Loaded Model Returns Different Predictions

I performed transfer learning on a VGG-16 and re-trained the classifier portion. Training worked, the predictions work. However, I am puzzled as to why when I continue to run a prediction on the same image file, the prediction oscillates between two classifications that are very similar to each other. I must have forgotten to change a setting, but I’m not sure which one.

def predict_breed_transfer(img_path, prob=None):
    # load the image and return the predicted breed 
    
    img = Image.open(img_path)
    
    myResize         = transforms.Resize((255,255))
    myCenterCrop     = transforms.CenterCrop(224)
    myRandomRotation = transforms.RandomRotation(35)
    myToTensor       = transforms.ToTensor()
    myNormalize      = transforms.Normalize(mean=(0.485,0.456,0.406), 
                                            std=(0.229,0.224,0.225))
    
    transform  = transforms.Compose([myResize, 
                                     myCenterCrop,
                                     # myRandomRotation,
                                     myToTensor, 
                                     myNormalize])
    
    img = transform_test(img)
    img = img.unsqueeze(0)
    img = img.cuda()
    
    prediction = model_transfer(img)
    prediction = prediction.cpu()
    
    predicted_class_idx = prediction.data.numpy().argmax()
    predicted_class_str = class_names[predicted_class_idx]
    
    if prob == None:
        return predicted_class_str
    elif prob != None:
        return prediction.data.numpy().max()

You might have forgotten to call model_transfer.eval(), which will disable dropout and will use the running stats in batchnorm layers instead of the current batch stats.
Let me know, if that’s the case or if you are still seeing shaky outputs.

You are correct.

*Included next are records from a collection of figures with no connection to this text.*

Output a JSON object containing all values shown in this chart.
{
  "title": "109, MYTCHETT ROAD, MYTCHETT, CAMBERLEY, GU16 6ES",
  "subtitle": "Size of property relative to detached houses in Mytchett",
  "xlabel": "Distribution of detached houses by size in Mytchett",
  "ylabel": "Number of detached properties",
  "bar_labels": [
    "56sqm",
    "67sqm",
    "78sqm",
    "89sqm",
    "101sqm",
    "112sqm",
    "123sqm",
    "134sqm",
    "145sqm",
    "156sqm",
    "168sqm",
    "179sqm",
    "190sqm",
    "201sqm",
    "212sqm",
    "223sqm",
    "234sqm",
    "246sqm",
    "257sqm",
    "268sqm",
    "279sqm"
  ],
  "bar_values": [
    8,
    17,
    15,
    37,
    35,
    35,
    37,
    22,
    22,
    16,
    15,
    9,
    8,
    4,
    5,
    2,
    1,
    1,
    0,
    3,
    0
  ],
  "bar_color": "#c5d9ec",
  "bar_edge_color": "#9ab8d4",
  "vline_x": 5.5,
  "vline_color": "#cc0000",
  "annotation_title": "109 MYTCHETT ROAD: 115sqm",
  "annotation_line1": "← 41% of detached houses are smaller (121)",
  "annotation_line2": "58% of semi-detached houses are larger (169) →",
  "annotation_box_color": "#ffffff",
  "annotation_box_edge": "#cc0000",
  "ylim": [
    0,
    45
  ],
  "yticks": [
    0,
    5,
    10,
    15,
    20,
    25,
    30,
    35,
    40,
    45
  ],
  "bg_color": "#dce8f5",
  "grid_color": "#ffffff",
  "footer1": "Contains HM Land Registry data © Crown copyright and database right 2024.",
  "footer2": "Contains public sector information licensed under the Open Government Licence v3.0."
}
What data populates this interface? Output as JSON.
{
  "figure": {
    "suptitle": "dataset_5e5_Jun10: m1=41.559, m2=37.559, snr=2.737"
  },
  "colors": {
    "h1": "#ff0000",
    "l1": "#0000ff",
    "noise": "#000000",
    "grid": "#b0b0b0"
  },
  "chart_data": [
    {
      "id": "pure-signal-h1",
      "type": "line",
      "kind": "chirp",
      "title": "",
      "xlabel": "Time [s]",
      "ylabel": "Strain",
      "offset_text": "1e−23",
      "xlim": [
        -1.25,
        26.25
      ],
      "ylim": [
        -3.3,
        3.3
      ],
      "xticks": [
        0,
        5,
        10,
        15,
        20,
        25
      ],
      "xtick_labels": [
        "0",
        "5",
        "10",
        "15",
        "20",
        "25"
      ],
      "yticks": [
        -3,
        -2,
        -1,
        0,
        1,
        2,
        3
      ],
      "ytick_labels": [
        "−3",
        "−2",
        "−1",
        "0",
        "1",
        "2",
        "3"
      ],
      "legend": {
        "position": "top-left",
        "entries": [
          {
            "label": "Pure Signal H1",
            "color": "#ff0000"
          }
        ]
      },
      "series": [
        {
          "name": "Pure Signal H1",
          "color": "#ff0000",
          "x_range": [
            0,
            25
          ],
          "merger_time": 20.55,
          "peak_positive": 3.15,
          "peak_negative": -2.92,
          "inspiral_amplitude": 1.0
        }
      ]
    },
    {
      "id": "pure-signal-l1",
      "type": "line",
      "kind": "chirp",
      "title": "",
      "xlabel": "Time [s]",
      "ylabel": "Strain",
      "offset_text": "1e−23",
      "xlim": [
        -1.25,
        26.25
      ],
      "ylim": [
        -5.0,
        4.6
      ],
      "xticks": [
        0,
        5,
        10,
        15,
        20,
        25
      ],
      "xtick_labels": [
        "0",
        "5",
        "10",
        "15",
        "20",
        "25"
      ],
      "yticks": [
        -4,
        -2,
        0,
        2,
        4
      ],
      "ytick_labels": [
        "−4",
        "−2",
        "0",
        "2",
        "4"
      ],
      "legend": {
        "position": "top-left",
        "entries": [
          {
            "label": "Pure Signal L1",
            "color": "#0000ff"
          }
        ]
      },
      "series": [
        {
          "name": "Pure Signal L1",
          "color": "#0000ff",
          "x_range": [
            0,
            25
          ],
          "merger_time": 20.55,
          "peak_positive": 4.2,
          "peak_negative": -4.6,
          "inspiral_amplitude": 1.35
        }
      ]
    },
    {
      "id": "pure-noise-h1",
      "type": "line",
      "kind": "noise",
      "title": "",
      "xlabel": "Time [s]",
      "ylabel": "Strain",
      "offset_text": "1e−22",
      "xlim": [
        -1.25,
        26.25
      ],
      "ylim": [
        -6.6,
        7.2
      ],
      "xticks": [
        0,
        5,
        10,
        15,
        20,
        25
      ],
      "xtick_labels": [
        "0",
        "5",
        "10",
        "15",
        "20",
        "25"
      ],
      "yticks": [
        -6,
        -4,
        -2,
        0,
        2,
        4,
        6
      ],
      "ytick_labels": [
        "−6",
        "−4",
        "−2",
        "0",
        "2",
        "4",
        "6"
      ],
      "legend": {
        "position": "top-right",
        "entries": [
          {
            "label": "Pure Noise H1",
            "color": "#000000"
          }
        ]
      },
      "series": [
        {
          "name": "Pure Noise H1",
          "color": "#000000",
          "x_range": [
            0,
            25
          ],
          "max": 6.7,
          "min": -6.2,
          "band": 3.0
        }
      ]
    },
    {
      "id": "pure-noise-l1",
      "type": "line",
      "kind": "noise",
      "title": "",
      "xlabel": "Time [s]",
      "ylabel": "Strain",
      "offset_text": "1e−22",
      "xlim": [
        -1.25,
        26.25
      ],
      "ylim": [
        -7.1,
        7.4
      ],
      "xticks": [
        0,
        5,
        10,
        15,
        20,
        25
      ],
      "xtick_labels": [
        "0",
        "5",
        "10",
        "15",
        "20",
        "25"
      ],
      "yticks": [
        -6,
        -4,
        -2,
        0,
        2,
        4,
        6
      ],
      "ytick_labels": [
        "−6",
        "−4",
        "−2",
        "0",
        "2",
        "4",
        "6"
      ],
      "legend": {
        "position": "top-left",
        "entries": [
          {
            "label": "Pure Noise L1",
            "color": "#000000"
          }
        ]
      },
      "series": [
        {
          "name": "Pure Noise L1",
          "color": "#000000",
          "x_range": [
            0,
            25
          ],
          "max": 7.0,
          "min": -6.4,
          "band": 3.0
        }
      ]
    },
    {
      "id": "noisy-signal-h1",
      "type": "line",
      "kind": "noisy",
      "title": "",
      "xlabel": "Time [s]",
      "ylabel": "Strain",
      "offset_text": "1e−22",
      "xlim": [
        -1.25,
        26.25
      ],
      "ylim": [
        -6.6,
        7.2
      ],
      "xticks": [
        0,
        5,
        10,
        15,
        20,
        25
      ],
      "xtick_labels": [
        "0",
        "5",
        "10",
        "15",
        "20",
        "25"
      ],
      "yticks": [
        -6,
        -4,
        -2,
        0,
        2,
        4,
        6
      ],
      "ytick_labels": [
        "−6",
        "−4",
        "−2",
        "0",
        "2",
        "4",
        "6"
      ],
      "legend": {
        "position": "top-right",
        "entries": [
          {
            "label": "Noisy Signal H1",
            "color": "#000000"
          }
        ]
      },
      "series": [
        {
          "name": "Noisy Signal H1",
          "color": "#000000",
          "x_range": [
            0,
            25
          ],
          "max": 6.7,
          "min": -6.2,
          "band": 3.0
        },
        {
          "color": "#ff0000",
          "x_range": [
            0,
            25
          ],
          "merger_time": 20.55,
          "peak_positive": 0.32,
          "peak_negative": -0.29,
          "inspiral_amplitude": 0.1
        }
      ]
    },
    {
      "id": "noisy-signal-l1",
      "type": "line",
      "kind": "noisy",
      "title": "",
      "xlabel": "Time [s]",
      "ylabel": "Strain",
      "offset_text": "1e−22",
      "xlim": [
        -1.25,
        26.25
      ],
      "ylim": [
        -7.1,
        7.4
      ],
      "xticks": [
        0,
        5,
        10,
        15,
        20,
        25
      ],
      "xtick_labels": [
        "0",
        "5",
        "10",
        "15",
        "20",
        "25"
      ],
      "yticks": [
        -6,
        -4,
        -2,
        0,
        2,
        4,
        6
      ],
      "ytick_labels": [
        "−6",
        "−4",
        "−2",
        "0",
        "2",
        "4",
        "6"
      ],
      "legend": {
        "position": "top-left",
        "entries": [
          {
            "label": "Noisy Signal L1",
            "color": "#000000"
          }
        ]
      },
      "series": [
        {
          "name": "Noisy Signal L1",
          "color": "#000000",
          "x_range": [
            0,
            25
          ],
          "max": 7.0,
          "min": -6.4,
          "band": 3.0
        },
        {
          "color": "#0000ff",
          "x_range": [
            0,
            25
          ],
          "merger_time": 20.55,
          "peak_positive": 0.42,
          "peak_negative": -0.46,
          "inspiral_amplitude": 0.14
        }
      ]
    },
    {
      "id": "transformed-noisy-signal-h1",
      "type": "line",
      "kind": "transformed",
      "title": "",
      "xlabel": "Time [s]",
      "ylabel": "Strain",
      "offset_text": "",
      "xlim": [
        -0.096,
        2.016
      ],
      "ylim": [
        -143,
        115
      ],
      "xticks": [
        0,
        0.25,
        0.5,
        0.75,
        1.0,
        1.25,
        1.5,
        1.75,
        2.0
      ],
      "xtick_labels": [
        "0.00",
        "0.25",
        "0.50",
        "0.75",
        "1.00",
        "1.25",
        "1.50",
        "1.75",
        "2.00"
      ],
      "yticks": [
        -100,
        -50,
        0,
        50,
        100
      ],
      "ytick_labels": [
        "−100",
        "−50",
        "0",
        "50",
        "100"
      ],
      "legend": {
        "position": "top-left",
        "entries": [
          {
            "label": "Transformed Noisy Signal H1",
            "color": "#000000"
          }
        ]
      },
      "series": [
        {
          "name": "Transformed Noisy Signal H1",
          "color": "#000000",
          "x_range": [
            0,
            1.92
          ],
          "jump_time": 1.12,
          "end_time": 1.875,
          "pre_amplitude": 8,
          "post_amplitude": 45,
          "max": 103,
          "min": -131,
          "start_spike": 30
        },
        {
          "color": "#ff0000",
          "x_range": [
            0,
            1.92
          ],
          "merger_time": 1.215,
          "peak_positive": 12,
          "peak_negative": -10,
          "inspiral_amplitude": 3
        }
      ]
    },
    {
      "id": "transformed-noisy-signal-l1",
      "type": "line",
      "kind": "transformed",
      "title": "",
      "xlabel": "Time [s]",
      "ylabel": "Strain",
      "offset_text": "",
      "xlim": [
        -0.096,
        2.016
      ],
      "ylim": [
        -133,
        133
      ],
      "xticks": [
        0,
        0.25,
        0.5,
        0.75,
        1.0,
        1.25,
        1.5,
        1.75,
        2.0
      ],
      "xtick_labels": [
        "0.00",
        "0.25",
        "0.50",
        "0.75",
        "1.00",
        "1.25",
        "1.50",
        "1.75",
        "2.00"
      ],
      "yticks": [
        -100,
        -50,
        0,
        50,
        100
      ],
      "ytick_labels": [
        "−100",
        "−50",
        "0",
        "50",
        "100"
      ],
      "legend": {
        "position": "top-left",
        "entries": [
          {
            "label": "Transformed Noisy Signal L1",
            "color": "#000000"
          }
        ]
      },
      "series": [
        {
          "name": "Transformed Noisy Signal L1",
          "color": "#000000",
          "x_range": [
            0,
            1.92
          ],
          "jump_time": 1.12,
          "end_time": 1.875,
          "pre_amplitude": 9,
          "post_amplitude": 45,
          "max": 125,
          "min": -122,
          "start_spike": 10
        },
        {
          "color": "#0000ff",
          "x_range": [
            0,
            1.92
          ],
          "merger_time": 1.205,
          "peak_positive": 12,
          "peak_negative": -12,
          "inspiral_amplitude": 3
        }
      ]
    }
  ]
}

Calling .eval() stopped the oscillation of predicted outputs. Many thanks!

Hi again, I was thinking about this more. If I am simply calling my prediction function to run an image through the net, meaning I am not backpropping or updating gradients, then I guess I still don’t understand why the output would change?

The gradient calculation is independent from model.train()/eval().
train() and eval() will change the behavior of some modules, such as dropout and batch norm layers.
The gradient calculation (frozen parameters or not) won’t be changed.
So even if you wrap the code in a with torch.no_grad() block, which will disable the gradient calculation, the batch norm stats will be updated, if the modules in still in training mode.